V/ Comment calculer le seuil de rentabilité ?

Vous avez bien énuméré toutes vos charges. Vous connaissez également les marges sur coût variable. Ensuite, vous avez pris soin de vérifier ces points à l’aide du compte de résultat différentiel. Vous êtes enfin en mesure de calculer le seuil de rentabilité de votre entreprise. Il doit correspondre au chiffre d’affaires que vous réalisez. Comme expliqué précédemment, c’est après avoir franchi ce seuil qu’une entreprise devient rentable. Cela signifie donc que les activités génèrent une richesse et que la société fait des bénéfices. D’autre part, sachez que ce seuil peut être représenté en monnaie, en quantité et en durée.

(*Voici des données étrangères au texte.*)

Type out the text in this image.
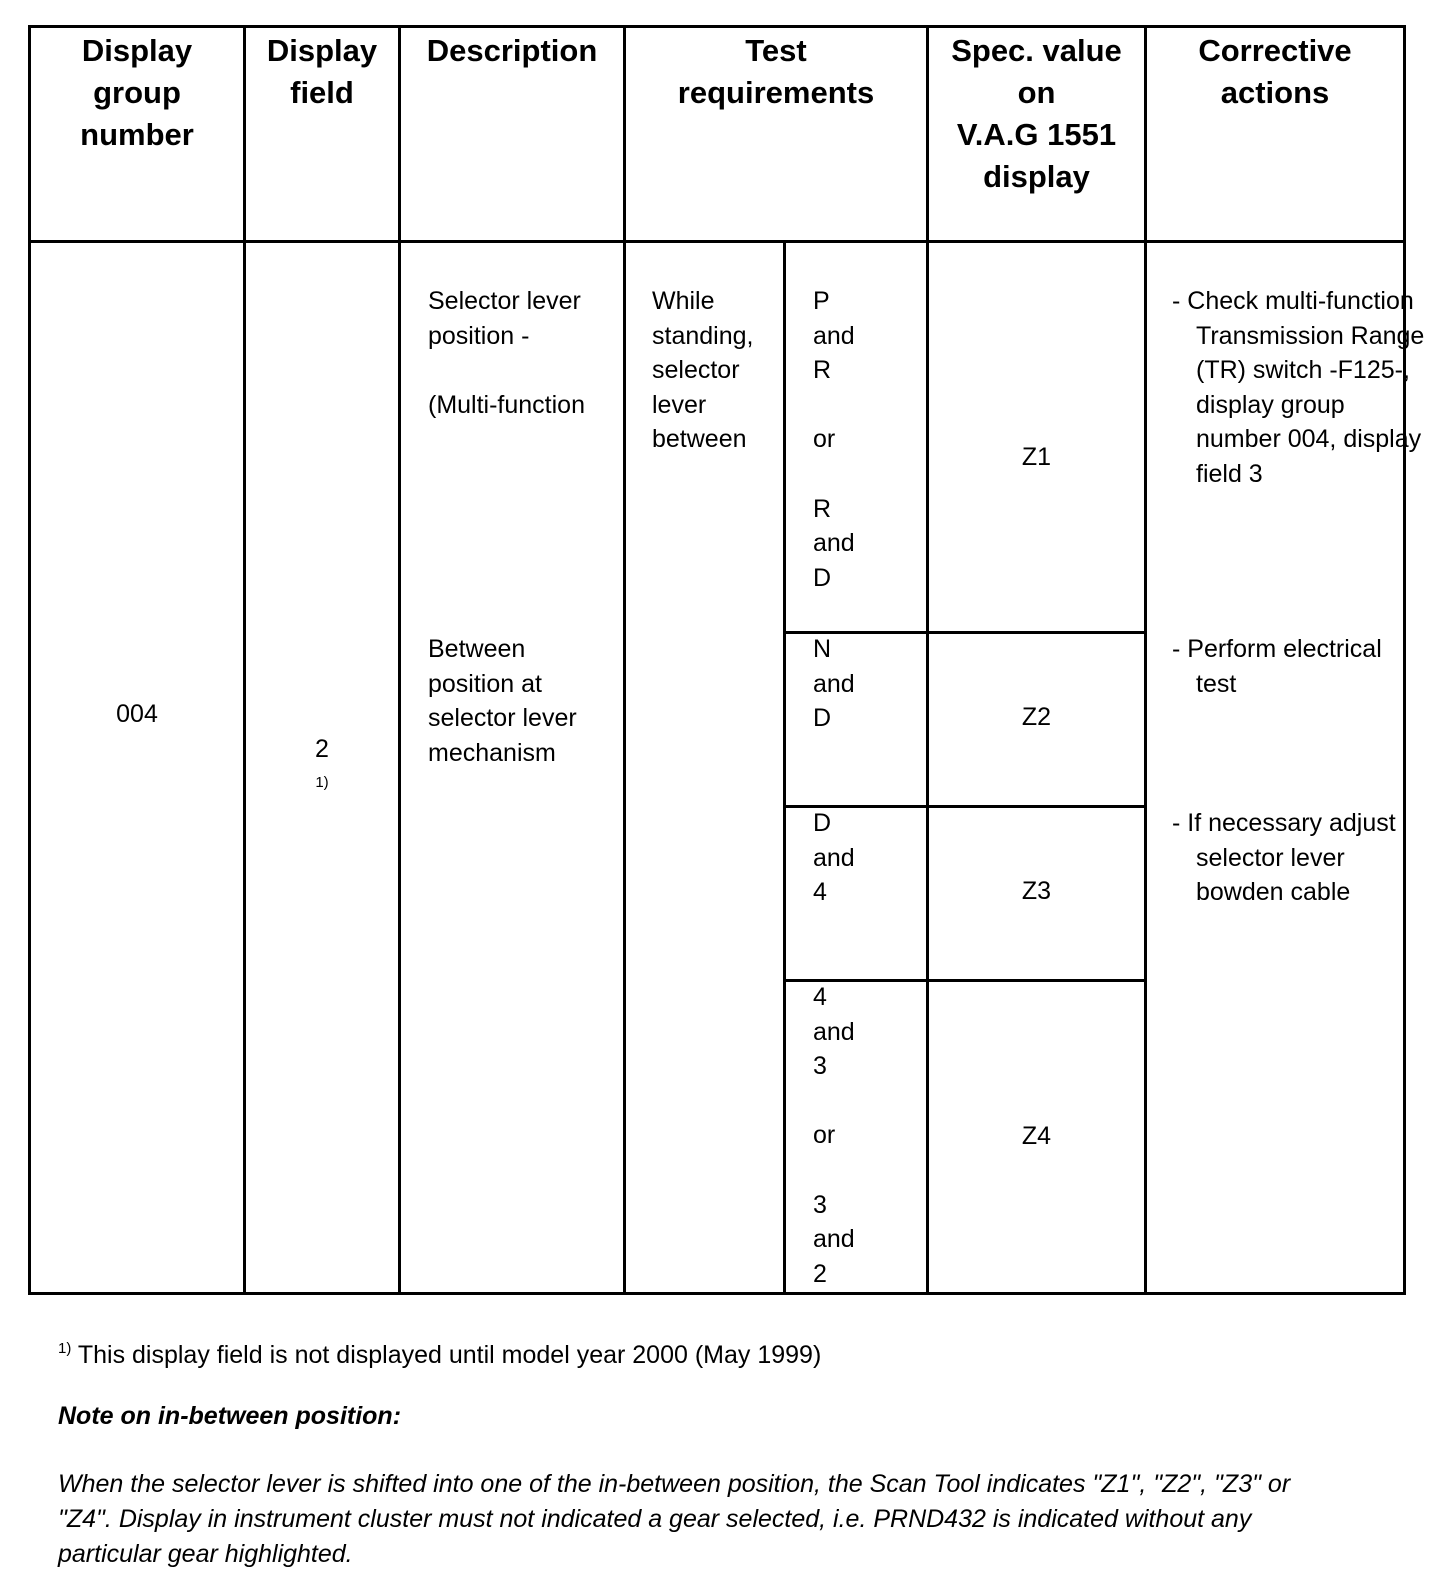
Display
group
number
Display
field
Description	Test
requirements
Spec. value
on
V.A.G 1551
display
Corrective
actions
004

2
$^{1)}$

Selector lever
position -

(Multi-function
Between
position at
selector lever
mechanism
While
standing,
selector
lever
between
P
and
R

or

R
and
D
N
and
D
D
and
4
4
and
3

or

3
and
2
Z1
Z2
Z3
Z4
- Check multi-function Transmission Range (TR) switch -F125-, display group number 004, display field 3
- Perform electrical test
- If necessary adjust selector lever bowden cable
$^{1)}$ This display field is not displayed until model year 2000 (May 1999)
Note on in-between position:
When the selector lever is shifted into one of the in-between position, the Scan Tool indicates "Z1", "Z2", "Z3" or "Z4". Display in instrument cluster must not indicated a gear selected, i.e. PRND432 is indicated without any particular gear highlighted.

A) Le seuil de rentabilité en monnaie

Pour le déterminer, il faudra faire la somme des charges et soustraire cette somme au chiffre d’affaires. Lorsque le résultat est nul, vous avez atteint le seuil de rentabilité. Si l’on devait reformuler mathématiquement cela donne :

  • Sommes des charges-chiffre d’affaires = 0

Lorsque cette équation est vérifiée, le seuil est atteint.

Cependant, il existe une autre manière de calculer le seuil. Dans cette méthode, vous vous servez du taux de marge sur coût réel, d’où l’importance de connaître les MCV. Pour trouver donc le seuil de rentabilité, divisez les charges fixes par le taux de marge sur coût variable. Autrement dit :

  • Seuil de rentabilité = charges fixes/taux de marge sur coût variable

B) Le seuil de rentabilité en quantité

Le seuil de rentabilité peut effectivement être représenté par la quantité de produits vendus. Lorsque la société produit ou vend assez d’articles pour couvrir les charges, cela signifie que le seuil est atteint. Par exemple, si la somme des charges est égale à 1000 € et que la société vend un produit à 10 €, elle atteindra son seuil de rentabilité lorsqu’elle aura réussi à vendre 100 produits.

Pour calculer un seuil de rentabilité en quantité, il faudra connaître sa valeur en monnaie. Voici une formule simple qui permet d’obtenir la valeur du seuil de rentabilité en quantité :

  • Quantité = Seuil de rentabilité en monnaie/Prix de vente unitaire

Vous pouvez aussi le déduire à partir de la marge sur coût variable. Vous devez avant tout connaître la MCV unitaire de chaque produit.

  • MCV unitaire = Prix de vente unitaire – Charge variable unitaire

Après cette opération vous pourrez calculer le seuil de rentabilité en quantité en vous servant de cette formule :

  • Seuil de rentabilité en quantité = Charge fixe/Marge sur coût variable unitaire

C) Le seuil de rentabilité en durée

Avant de pouvoir déterminer le seuil de rentabilité en durée, il faudra d’abord définir le chiffre d’affaires annuel et calculer le seuil en monnaie. Ainsi vous pourrez employer la formule suivante pour déterminer le seuil de rentabilité en jours :

  • Seuil en jours = (Seuil de rentabilité en monnaie x 360)/Chiffre d’affaires annuel

Ce seuil est autrement appelé « point mort ».

VI/ L’importance du seuil de rentabilité

Tout l’intérêt du seuil réside dans le fait qu’il peut pousser l’entreprise à faire des choix décisifs. En effet, du fait qu’il permet de savoir si un produit est assez rentable ou pas, le seuil de rentabilité peut donc inciter à lancer de nouveaux produits. Il permet également de savoir quel produit il faut retirer du marché ou encore d’augmenter la production.